Agree SSR. Am now member of Aged Care cohort myself. Retired. Professional life: The whole gamut. Children, dysfunctional- criminalised youth, disability, aged . . and Education. Senior Management forty plus years.
Focus! Enquiry after Enquiry. Brutality, abuse, misconduct et al. A failure to focus upon correct catalyst. “The person or Thing that causes a “change.” There will always be victims but rarely structural scrutiny, financial corrections. Whether it be ‘disabled’ persons, ‘aged’ persons, dysfunctional youth or disturbed, abused children. Always public media steered by those seeking political / financial gain. Human need to accuse, penalize. Blame and accountability. The real, truthful reason(s) driving or stalling “cause and change.”
Consequence. Very little ever changes as each victim / perpetrator outcome diverts from the real focus leading to ‘change’. The undeniable truth is . . . the disabled, aged are not highly valued cohorts. In fact, other than immediate family, relation(s), we in community are led by bureaucrats, politicians, corporates who rate individuals similar to commodities, more likely to ‘cost’ community than valued within community.
Remember the recent ‘BANKING ENQUIRY’?
Just as with aged care, despite it being a government-funded program, the services are not being properly supervised and audited. And the move to a ‘choice’ model from (mostly) reputable and experienced disability services hasn’t helped.
Just like the bank B/S re the “Tough cop on the block” – whenever another bandaid (sic!) is required for a systemic problem of the System, the usual suspects are commissioned, terms of reference so weak as to be risible and no power to enforce – will to do so not even being on the horizon.
Now, about that climate change thingy….
Thank you for investigating this and writing this article. It is only through media attention that this sort of government failure gets any airtime. Aged care, disability, child protection, family violence, aboriginal incarceration and deaths in custody, social housing, public health, mental health, addiction all consistently and chronically underfunded with severe systemic issues. As I have two children with severe autism myself, I can only hope the system improves as I get older and less able to care for them myself. Thank you again for highlighting the issue.
In the UK I feel that the Care Quality Commission (CQC) is more concerned with record keeping than the quality of care delivery, but on reading this article about the Australian, National Disability Insurance Scheme’s (NDIS) regulatory body, it is clear that our CQC is way above that of your NDIS in looking at issues of abuse and safeguarding.

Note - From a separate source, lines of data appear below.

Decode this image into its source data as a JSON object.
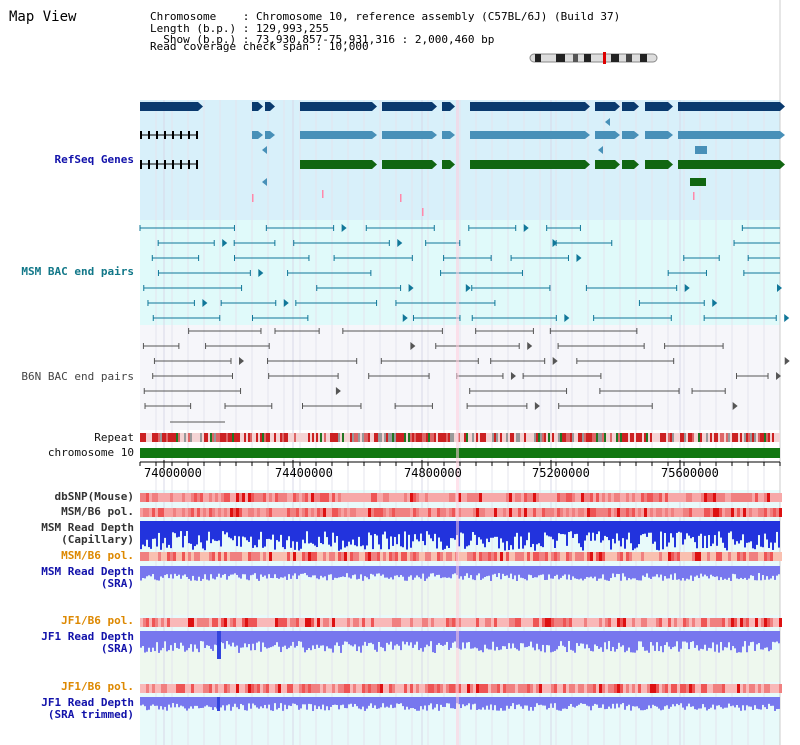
{
  "header": {
    "title": "Map View",
    "chromosome_label": "Chromosome",
    "chromosome_value": "Chromosome 10, reference assembly (C57BL/6J) (Build 37)",
    "length_label": "Length (b.p.)",
    "length_value": "129,993,255",
    "show_label": "Show (b.p.)",
    "show_value": "73,930,857-75,931,316 : 2,000,460 bp",
    "coverage_label": "Read coverage check span",
    "coverage_value": "10,000"
  },
  "tracks": {
    "refseq": "RefSeq Genes",
    "msm_bac": "MSM BAC end pairs",
    "b6n_bac": "B6N BAC end pairs",
    "repeat": "Repeat",
    "chromosome": "chromosome 10",
    "dbsnp": "dbSNP(Mouse)",
    "msm_b6_pol": "MSM/B6 pol.",
    "msm_read_depth_cap_1": "MSM Read Depth",
    "msm_read_depth_cap_2": "(Capillary)",
    "msm_b6_pol_2": "MSM/B6 pol.",
    "msm_read_depth_sra_1": "MSM Read Depth",
    "msm_read_depth_sra_2": "(SRA)",
    "jf1_b6_pol": "JF1/B6 pol.",
    "jf1_read_depth_sra_1": "JF1 Read Depth",
    "jf1_read_depth_sra_2": "(SRA)",
    "jf1_b6_pol_2": "JF1/B6 pol.",
    "jf1_read_depth_trim_1": "JF1 Read Depth",
    "jf1_read_depth_trim_2": "(SRA trimmed)"
  },
  "axis": {
    "ticks": [
      "74000000",
      "74400000",
      "74800000",
      "75200000",
      "75600000"
    ]
  },
  "colors": {
    "refseq_bg": "#d8f0fa",
    "msm_bg": "#e0fafa",
    "b6n_bg": "#f6f6fa",
    "gene_dark": "#0a3a6e",
    "gene_mid": "#4890b8",
    "gene_green": "#116611",
    "chromosome_bar": "#117711",
    "depth_blue": "#2233dd",
    "depth_light": "#7777ee"
  }
}
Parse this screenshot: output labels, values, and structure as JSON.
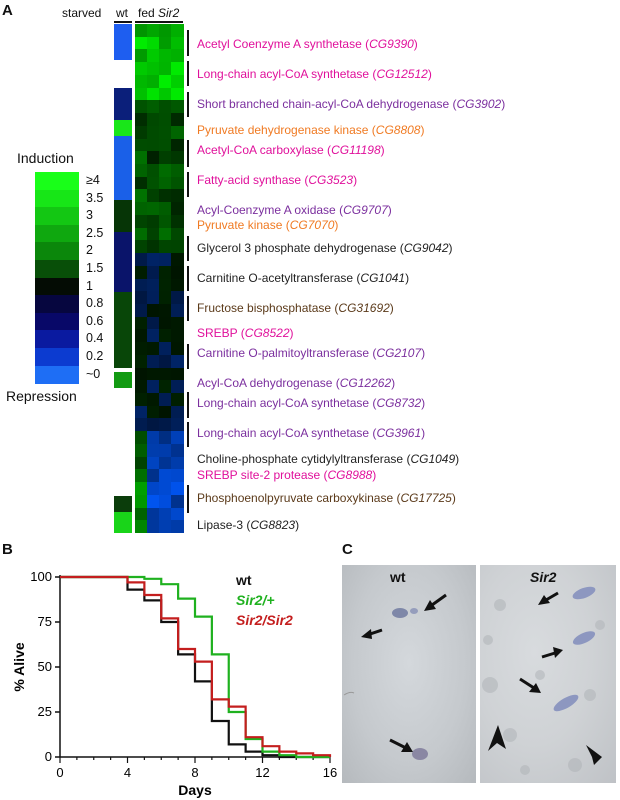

That does not mean that our CQC could not do more, because it could, but on dealing with abuse and safeguarding issues there should be a Zero tolerance and therefore there is always more that could be done.
No one should have to put up with abuse, but unfortunately not everyone is willing to treat others with dignity and respect and it is because of these people that any Body with the responsibility to monitor the quality of care should do so to ensure that good quality care is there for everyone.